Wednesday, May 1, 2024

Butler County Jail and ICE Violate Labor and Immigration Laws, Line Official Claims Coffee Packets for Work are "Monetary"

 

 

In 2019 I published records on the work program for those in custody under immigration laws at the Butler County, Ohio jail, as well as my interview with the warden.  The gist is that the program was paying people for work with coffee packets.  The sherriff expressed his view that it was fine for him to employ the same protocols for people in custody under criminal laws for people in ICE custody. 

In reporting on this, I contacted ICE's public relations office.  When they failed to answer my questions about the discrepancies between the programs and the law, I filed an additional FOIA request.

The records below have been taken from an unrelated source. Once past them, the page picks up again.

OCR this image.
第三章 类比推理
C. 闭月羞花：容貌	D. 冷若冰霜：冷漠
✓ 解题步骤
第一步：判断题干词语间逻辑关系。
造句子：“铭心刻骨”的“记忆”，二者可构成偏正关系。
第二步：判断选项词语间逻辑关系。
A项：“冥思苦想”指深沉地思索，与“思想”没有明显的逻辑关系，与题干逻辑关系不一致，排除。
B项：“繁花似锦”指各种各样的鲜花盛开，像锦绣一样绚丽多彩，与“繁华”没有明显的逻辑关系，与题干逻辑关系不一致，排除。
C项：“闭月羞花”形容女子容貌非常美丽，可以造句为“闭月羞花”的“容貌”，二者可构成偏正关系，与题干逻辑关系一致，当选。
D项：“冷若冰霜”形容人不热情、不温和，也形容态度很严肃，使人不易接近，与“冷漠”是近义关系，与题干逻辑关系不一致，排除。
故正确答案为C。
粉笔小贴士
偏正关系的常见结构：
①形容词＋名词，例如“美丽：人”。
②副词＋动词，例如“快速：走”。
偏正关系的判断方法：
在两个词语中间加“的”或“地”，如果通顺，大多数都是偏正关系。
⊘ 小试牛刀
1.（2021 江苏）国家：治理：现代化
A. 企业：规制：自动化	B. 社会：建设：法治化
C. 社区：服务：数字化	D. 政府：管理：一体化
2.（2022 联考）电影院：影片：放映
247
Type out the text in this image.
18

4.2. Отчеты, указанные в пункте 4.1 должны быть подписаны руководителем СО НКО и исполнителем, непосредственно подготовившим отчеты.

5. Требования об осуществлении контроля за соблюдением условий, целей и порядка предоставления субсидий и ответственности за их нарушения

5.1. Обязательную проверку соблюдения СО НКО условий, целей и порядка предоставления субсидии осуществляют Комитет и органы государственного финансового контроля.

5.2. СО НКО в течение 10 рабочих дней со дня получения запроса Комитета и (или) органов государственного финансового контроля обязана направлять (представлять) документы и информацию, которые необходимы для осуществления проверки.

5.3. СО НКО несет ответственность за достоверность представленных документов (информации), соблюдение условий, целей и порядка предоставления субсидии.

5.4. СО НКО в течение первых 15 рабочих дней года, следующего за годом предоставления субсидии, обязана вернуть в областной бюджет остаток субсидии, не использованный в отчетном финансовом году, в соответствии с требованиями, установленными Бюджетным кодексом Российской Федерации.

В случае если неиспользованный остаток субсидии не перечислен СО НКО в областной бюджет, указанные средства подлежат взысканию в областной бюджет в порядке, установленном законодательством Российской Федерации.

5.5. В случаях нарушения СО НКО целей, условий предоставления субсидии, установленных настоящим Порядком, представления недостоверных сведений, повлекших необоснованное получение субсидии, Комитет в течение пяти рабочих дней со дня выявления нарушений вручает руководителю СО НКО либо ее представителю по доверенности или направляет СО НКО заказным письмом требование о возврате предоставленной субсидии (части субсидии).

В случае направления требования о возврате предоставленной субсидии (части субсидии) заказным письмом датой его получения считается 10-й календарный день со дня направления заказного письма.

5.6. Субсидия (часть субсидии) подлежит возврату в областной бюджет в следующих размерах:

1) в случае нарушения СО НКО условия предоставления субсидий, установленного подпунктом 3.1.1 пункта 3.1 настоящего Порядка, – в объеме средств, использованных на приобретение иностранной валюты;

Five years after failing to provide responsive records and four years into litigation, ICE yesterday released some damning emails - 169 pp.).  

6:04 p.m.  


The highlights: ICE confirms the Butler County program was not in compliance; the inspection group erroneously claimed the jail did not have a work program and omitted any evaluation of the unlawful practices; and other jails also were and likely are still out of compliance.

6:12 p.m. (DSM = Detention Service Manager, supposed to monitor compliance)


I'll fill in the details later but wanted to make this available asap.  It is further evidence that the compliance reports are garbage and that ICE knows this.  The good news is that ICE did finally release information underscoring the agency's disrespect for the rule of law.  The bad news is that sitting on it so long -- part of a pattern and practice of violating the FOIA -- deprives the public of real-time accountability, though it may still be quite useful for suing Butler and other jails that violated their contracts and the law.

It also raises more questions about what is going with the DOJ's amicus brief supporting the work program protocols ICE officials internally affirmed to be unlawful.